B. The appropriate frequency depends on:
- Data availability.
- Volatility of credit spreads.
- Intended use (research vs operational).
II. Event-Driven Recalibration¶
A. Recalibration must be triggered outside the regular schedule if any of the following occur:
- Breach of performance thresholds.
- Significant parameter drift.
- Large market moves or regime changes.
- Changes in input data or conventions.
III. Recalibration Validation¶
A. Each recalibration must be accompanied by:
- Verification of calibration quality (RMSE, max error).
- Parameter plausibility checks.
- Consistency with prior parameter levels.
IV. Frequency Adjustment¶
A. Recalibration frequency should be increased when:
- Markets are volatile.
- Parameter drift is elevated.
- Calibration instability is observed.
B. Recalibration frequency can be decreased when:
- Model behavior is stable.
- Market conditions are calm.
8.e. Change management¶
All changes to the model, implementation, or calibration framework must be subject to controlled change management procedures.
I. Types of Changes¶
A. Changes include:
- Model specification (e.g. dynamics, parameters).

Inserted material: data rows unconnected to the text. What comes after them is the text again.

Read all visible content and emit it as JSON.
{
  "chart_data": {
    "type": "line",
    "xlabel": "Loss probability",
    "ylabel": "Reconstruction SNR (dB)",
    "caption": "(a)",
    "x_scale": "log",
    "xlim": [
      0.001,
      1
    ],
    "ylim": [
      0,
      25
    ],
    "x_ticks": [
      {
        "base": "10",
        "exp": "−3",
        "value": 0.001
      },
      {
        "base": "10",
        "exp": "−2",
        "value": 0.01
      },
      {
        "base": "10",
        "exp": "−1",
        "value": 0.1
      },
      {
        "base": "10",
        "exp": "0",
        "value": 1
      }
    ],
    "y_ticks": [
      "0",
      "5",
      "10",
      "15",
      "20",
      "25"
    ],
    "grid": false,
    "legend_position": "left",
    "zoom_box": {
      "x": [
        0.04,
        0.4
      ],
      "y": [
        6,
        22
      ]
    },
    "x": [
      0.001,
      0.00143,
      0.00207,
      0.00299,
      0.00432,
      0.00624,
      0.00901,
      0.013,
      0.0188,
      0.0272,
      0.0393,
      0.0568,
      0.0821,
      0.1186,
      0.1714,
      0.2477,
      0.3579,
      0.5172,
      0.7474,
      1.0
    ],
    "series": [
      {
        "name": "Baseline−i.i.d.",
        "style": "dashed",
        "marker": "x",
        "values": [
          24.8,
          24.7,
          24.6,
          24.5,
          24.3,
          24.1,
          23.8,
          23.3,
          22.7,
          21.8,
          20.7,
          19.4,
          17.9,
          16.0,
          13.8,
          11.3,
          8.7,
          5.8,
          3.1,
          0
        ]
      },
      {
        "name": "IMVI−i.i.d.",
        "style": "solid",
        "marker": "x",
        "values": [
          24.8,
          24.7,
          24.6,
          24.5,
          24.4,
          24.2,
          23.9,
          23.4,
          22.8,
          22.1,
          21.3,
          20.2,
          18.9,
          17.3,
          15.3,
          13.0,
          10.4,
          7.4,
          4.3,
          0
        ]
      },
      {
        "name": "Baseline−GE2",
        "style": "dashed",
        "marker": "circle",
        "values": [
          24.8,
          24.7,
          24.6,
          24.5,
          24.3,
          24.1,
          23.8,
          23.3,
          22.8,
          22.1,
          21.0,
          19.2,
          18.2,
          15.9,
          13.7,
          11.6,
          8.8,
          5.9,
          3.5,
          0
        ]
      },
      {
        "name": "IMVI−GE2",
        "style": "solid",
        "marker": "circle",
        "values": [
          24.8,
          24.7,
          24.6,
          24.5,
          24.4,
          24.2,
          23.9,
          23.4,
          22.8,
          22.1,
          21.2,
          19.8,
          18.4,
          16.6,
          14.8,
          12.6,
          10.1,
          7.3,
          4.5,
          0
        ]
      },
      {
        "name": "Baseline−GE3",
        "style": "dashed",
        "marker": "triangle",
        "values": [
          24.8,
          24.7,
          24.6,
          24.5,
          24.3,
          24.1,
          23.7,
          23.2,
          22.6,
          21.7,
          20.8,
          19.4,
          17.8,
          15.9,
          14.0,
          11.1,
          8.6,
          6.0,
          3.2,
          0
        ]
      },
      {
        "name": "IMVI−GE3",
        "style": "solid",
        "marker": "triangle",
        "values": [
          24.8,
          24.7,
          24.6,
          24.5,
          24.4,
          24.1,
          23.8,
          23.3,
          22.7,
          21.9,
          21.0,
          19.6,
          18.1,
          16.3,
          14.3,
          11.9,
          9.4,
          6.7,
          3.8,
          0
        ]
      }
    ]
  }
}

- Numerical methods (e.g. simulation scheme, discretization).
- Calibration methodology or objective function.
- Input data sources or preprocessing.
II. Change Classification¶
A. Changes should be classified as:
- Minor changes (e.g. code refactoring, performance improvements).
- Material changes (e.g. model dynamics, calibration redesign).
III. Validation Requirements¶
A. Minor changes require:
- Testing and documentation updates.
B. Material changes require:
- Full or partial re-validation.
- Updated governance documentation (e.g. validation conclusion and ongoing monitoring).
IV. Documentation and Version Control¶
A. All changes must be:
- Documented with rationale and impact assessment.
- Version-controlled.
- Reproducible.
V. Approval and Governance¶
A. Material changes must be:
- Reviewed and approved prior to use.
- Supported by updated validation evidence.